While writing a parser I found out how many how complex syntax and structure Axiom had. I ended up dropping the plan of writing an interpreter for this language.

When reading on Axiom I also ended up reading about Aldor. It appears to be a revision to the extension language used by Axiom.

I found a paper and a guide on Aldor:

The user guide explains all the constructs so well that I don't feel any need to search further explanation elsewhere. Many of them appear to be the same as in Axiom so it also helped to understand those.

The take-away

Aldor & Axiom are doing a much better job with their type system than what the modern Java or Python does. I think this has to do something with the problem they are attempting to solve.

Object oriented programming attempts to provide a tool to add architecture into programming. It introduces a lot of complexity with the assumption that it would be useful.

Axiom introduces complexity in order to solve a problem that is present when you should create code for symbolic algebra that interacts meaningfully.

Highlights

Aldor uses _ character as an escape instead of backslash.

Aldor associates types to variables and expressions rather than values.

New types appear to be constructed as abstract data types by shadowing existing types. x @ MyType pretend Rep converts out of the abstract data type and the y @ Rep pretend MyType converts into the abstract data type. The 'at' symbol is treated as type check, and 'pretend' is a reinterpreting type cast.

In this kind of a language the abstract data type -construction ensures that the previous value is not treated the same way as what represents the type in the system. It is important because the behavior that you want might interfere with the existing behavior of the representation.

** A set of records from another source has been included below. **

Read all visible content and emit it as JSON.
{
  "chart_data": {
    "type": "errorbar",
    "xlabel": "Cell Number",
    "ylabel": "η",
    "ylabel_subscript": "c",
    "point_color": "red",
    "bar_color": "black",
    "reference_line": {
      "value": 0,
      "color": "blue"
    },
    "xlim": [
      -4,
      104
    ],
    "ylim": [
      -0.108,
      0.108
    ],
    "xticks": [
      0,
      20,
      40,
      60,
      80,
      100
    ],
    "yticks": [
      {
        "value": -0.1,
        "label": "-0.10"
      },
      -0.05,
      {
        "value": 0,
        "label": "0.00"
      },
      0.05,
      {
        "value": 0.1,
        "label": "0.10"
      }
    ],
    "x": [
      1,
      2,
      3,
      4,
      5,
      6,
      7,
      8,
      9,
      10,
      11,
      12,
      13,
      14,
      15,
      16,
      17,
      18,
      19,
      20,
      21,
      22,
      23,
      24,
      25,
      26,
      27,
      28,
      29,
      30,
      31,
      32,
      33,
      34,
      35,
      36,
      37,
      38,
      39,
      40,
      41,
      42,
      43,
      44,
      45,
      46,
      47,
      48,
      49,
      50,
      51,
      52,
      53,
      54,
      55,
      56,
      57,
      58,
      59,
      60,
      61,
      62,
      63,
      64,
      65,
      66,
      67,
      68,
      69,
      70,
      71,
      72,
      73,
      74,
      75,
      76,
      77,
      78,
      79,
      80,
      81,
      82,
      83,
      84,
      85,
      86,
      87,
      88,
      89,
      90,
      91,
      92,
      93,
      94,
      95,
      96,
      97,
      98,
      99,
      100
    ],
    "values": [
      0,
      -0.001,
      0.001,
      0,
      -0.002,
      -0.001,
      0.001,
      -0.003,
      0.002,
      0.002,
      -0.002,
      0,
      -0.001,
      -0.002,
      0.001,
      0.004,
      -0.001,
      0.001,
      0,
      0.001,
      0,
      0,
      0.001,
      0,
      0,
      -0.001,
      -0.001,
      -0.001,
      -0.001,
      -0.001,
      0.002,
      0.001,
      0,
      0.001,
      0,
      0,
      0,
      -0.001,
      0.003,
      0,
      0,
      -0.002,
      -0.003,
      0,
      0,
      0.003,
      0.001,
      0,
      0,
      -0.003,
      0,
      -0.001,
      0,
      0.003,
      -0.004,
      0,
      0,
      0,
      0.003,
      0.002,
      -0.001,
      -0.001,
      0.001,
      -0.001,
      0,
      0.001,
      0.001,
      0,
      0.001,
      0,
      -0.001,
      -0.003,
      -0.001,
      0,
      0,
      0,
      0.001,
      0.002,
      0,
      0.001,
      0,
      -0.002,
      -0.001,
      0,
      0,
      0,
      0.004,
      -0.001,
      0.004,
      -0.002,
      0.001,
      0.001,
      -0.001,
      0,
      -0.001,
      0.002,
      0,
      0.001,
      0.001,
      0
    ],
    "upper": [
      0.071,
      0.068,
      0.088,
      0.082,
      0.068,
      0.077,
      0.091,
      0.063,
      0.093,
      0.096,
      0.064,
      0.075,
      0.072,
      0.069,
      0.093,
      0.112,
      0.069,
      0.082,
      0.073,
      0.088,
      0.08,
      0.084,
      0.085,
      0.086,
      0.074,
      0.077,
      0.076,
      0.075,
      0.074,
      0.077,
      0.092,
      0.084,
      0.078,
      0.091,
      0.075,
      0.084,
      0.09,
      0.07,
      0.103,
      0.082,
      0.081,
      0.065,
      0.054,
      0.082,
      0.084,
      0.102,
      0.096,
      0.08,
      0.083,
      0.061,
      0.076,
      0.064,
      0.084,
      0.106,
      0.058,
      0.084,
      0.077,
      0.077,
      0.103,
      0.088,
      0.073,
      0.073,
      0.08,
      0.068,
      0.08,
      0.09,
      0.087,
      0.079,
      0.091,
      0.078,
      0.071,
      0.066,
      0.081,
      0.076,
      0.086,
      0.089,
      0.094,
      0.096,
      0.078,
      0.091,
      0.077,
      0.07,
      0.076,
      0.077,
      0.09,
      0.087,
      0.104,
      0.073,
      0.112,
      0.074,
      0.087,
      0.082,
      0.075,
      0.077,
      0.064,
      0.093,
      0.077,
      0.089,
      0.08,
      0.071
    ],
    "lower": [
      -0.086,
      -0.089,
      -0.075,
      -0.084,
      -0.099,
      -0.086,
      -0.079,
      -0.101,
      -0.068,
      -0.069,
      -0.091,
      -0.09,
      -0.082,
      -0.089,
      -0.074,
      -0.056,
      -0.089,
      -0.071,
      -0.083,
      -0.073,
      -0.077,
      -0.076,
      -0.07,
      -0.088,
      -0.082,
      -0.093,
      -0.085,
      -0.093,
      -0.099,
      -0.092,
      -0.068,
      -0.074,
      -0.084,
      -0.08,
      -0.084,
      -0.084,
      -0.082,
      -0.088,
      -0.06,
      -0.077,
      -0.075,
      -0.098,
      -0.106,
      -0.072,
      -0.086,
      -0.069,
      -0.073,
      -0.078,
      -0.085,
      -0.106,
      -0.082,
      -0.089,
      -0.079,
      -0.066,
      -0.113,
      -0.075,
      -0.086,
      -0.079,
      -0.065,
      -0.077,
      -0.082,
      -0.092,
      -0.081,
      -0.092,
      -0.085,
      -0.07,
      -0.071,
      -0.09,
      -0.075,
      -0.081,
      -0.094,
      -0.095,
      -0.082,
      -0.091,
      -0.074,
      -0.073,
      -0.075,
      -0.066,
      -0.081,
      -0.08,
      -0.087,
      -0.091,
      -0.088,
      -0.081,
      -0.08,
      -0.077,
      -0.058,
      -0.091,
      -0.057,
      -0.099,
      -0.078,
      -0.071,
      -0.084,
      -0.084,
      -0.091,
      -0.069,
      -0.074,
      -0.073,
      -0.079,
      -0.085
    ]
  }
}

The type domains and categories can retrieve any kind of parameters, including constants. The type appears to be resolved before evaluation happens though.

Z <: Y <: X <: REPRESENTATION
|    |    |
|    |
| categories

You are allowed to extend types from existing ones in the same way it happens with object oriented programming languages, but the extension from more than one object at a time does not make sense and cannot be done. Instead you use categories to specify whether the type is suitable for a specific use case. The category specifies the behavior and properties of different operations in the type.

There is no correspondence to the category theoretic categories here though.

Every type and category is associated with an operator table. The operator table is exposed when the type is used in a function, and the implementation for each operation done is retrieved from those tables.

This old language has something to provide syntactically as well. It allows you to stack iterators.

while n ~= 1 for free k in 1.. repeat {
    if odd? n then n := 3*n + 1 else n := n quo 2;
}

Additionally you can use these same iterators to create lists, for example, here's an example of a cartesian product:

[i * j  for i in h  for j in k]

There are some other languages that allow the same stacking, but in Axiom this system gives a nice association between generators and loops. The treatment where these forms are using the same syntactic element give it a nice algebraic feel.

Additionally the language has a format for reducing a list that's quite pretty:

*/[1, 2, 3]

That produces 6 as an answer. It's not pretty that it uses the division symbol for this purpose, but it's pretty that the language had a notation for this kind of purpose.

Later

The things I learned from here was valuable but for now I am going to leave these two languages alone.

I will eventually resume to see how Axiom implements the computer algebra so that I get some references and cues for solving the details out in my own type system.

It will be soon. Meanwhile I'm studying more category theory to be better prepared for understanding the problems that arise.